Scopri il pesce che fa bene ad ambiente, salute e tasche Intervista a Silvio Greco, presidente del Comitato scientifico di Slow Fish
Silvio Greco con Tinto di Decanter
Il mare rappresenta il 70% dell’ecosistema terrestre, eppure nel comune sentire è percepito solo per una piccolissima parte dell’enorme ricchezza che in realtà possiede. La maggior parte dei non addetti ai lavori si gode il periodo di vacanza che vi trascorre e apprezza le prelibatezze culinarie a base di prodotti ittici. Ma davvero pochissimi possono vantarsi di sapere di quanti e quali intrecci è costituito il rapporto tra il mare e l’essere umano con tutte le sue attività, anche sulla terra ferma.
Il mare di tutti, claim dell’edizione 2013, ci permette di fare una riflessione insieme a Silvio Greco, presidente del Comitato scientifico di Slow Fish, sull’importanza dei nostri comportamenti e sulle conseguenze che ogni singola anche apparentemente innocente azione può avere sui delicati equilibri che regolano l’ambiente marino. Ma non finisce qui! Il mare è grande e generoso, però reagisce alla nostra incuria ripagandoci con una moneta altrettanto spiacevole. Così il pesce, anziché essere un fondamentale elemento nutritivo, finisce per diventare un rischio.
Sembra tutto così complicato… Come può orientarsi il consumatore davanti al banco del pesce?

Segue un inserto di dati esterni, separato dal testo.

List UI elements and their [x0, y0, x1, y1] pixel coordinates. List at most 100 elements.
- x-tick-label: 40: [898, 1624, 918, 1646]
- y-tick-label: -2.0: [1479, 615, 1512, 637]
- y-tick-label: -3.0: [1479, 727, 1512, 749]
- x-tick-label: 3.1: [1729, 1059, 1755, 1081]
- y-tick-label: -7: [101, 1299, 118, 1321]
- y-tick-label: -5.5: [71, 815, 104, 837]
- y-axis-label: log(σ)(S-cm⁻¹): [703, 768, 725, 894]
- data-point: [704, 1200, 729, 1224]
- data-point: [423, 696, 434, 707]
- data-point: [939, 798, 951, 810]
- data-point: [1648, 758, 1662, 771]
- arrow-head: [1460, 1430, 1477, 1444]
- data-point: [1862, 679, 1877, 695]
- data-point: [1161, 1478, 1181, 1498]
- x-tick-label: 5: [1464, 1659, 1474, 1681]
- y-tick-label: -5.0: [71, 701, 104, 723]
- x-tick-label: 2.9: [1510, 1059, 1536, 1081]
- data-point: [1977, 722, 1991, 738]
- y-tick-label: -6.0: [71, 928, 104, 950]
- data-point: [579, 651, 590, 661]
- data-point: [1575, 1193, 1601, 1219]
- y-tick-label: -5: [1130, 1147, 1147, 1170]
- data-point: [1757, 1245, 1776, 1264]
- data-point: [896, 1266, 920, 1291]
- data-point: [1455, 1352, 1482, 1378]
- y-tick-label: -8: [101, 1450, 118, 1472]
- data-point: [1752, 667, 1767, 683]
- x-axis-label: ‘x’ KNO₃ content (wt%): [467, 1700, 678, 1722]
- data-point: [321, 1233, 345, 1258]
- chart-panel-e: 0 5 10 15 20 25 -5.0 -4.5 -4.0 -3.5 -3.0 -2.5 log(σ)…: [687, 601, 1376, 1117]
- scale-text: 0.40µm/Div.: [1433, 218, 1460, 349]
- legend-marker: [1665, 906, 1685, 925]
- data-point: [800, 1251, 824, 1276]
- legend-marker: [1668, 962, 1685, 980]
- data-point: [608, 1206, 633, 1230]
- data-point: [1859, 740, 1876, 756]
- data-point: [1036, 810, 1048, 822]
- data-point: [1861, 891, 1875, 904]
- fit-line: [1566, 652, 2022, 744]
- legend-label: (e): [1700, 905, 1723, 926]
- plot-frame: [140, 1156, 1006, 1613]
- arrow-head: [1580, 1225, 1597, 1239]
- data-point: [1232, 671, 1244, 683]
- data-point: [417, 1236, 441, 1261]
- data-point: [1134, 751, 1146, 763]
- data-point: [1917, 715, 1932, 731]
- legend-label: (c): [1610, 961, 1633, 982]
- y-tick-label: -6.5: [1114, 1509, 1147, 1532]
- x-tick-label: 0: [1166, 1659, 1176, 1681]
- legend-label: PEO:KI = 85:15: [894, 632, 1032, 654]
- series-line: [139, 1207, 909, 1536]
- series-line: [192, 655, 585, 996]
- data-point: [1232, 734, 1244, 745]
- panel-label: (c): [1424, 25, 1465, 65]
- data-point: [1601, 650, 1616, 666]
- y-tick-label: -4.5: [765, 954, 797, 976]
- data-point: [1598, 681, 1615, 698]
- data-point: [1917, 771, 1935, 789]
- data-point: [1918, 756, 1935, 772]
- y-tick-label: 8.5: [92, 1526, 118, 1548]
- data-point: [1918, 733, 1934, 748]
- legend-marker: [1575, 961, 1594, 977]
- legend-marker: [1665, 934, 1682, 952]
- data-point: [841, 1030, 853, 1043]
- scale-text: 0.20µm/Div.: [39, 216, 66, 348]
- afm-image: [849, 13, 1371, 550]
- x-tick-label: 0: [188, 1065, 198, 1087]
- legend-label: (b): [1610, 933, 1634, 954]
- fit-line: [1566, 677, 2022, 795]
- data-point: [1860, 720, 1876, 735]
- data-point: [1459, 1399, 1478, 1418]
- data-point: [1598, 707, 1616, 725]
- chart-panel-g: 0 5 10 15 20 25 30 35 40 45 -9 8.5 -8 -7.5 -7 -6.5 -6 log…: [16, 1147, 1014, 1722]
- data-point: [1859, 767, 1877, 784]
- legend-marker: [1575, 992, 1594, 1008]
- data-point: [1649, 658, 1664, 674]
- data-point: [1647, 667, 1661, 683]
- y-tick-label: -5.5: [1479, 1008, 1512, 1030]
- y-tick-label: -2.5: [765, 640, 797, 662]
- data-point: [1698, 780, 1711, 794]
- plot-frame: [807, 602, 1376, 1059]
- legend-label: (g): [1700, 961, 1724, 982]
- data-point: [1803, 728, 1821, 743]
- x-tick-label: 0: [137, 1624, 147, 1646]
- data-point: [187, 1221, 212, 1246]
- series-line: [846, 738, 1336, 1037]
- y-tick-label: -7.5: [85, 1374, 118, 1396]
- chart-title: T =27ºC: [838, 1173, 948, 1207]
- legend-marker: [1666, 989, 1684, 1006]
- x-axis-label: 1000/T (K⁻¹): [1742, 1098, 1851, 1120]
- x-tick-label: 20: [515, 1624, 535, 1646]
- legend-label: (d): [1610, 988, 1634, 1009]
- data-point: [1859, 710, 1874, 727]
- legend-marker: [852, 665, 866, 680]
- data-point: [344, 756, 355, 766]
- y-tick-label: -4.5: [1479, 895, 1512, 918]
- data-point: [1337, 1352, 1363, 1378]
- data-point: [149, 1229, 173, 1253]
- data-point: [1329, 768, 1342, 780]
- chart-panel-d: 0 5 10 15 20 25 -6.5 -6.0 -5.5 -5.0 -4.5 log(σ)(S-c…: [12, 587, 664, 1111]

In realtà è molto semplice: basta scegliere esemplari dal ciclo vitale breve, ovvero quelli che si riproducono velocemente. In questo modo, con una sola scelta rispondiamo a tre necessità. La sicurezza per la salute dell’uomo, in quanto questi pesci non hanno tempo di accumulare nelle loro carni alti livelli di contaminanti o metalli pesanti. La tutela ambientale, perché pescandoli delle giuste dimensioni abbiamo la certezza che si siano già riprodotti. Le nostre tasche, dato che hanno costi davvero accessibili.
I problemi che affliggono il mare ci portano quindi a scegliere solo alcune specie ittiche per tutelare la nostra salute e la biodiversità. Come si possono sintetizzare i principali?
Direi che il punto di partenza è sempre la nostra quotidianità. Tutte le azioni hanno un riflesso sul mare, sia diretto che indiretto. Non stiamo solo parlando di ciò che viene riversato dalle popolazioni che vivono lungo la costa, ma anche delle metropoli dell’entroterra, delle grandi strutture agricole e zootecniche, degli scarichi industriali. Insomma il frutto del nostro vivere di tutti i giorni, che, se non opportunamente trattato, rischia di corrompere l’integrità di fiumi e falde acquifere, finendo inevitabilmente nei mari. L’inquinamento deturpa il paesaggio e distrugge gli ecosistemi, con conseguenze gravissime sugli abitanti dei mari, soprattutto per quelli che occupano i gradini più alti della piramide alimentare. La problematica più grave è quella che riguarda metalli pesanti e contaminanti che continuano il loro ciclo interminabile dagli scarichi al mare, dal mare ai pesci e infine, dai pesci all’uomo.
Quindi il nostro senso civico nella gestione dei rifiuti e nell’evitare, ad esempio, sprechi di detersivi o packaging ingombranti può essere utile. Ma è anche una questione di abitudini alimentari…
Certamente. Nel Mar Mediterraneo le specie commestibili sono 300, più alcune decine di crostacei e molluschi. Eppure catturiamo grandi quantità di pesci ma solo di alcune specie, mettendo sotto stress un delicato equilibrio e rinunciando a un’ampia varietà di gusti. La notizia più incredibile però è un’altra: nonostante queste risorse, i pesci più diffusi sulle nostre tavole sono branzino, orata e rombo. Specie allevate! Senza parlare poi dei filetti di pesce persico che pensiamo siano allevati in Italia e invece vengono dal Lago Vittoria, in Africa. O del pangasio, allevato nelle acque non sempre cristalline dei fiumi del Sudest asiatico. E infine, i cosiddetti “pesci bistecca” facili da pulire e cucinare, come calamari, seppie, gamberi, tonno e pesce spada. Gli ultimi due, oltre a essere fortemente sfruttati, sono proprio quelli a ciclo vitale più lungo che quindi accumulano più inquinanti.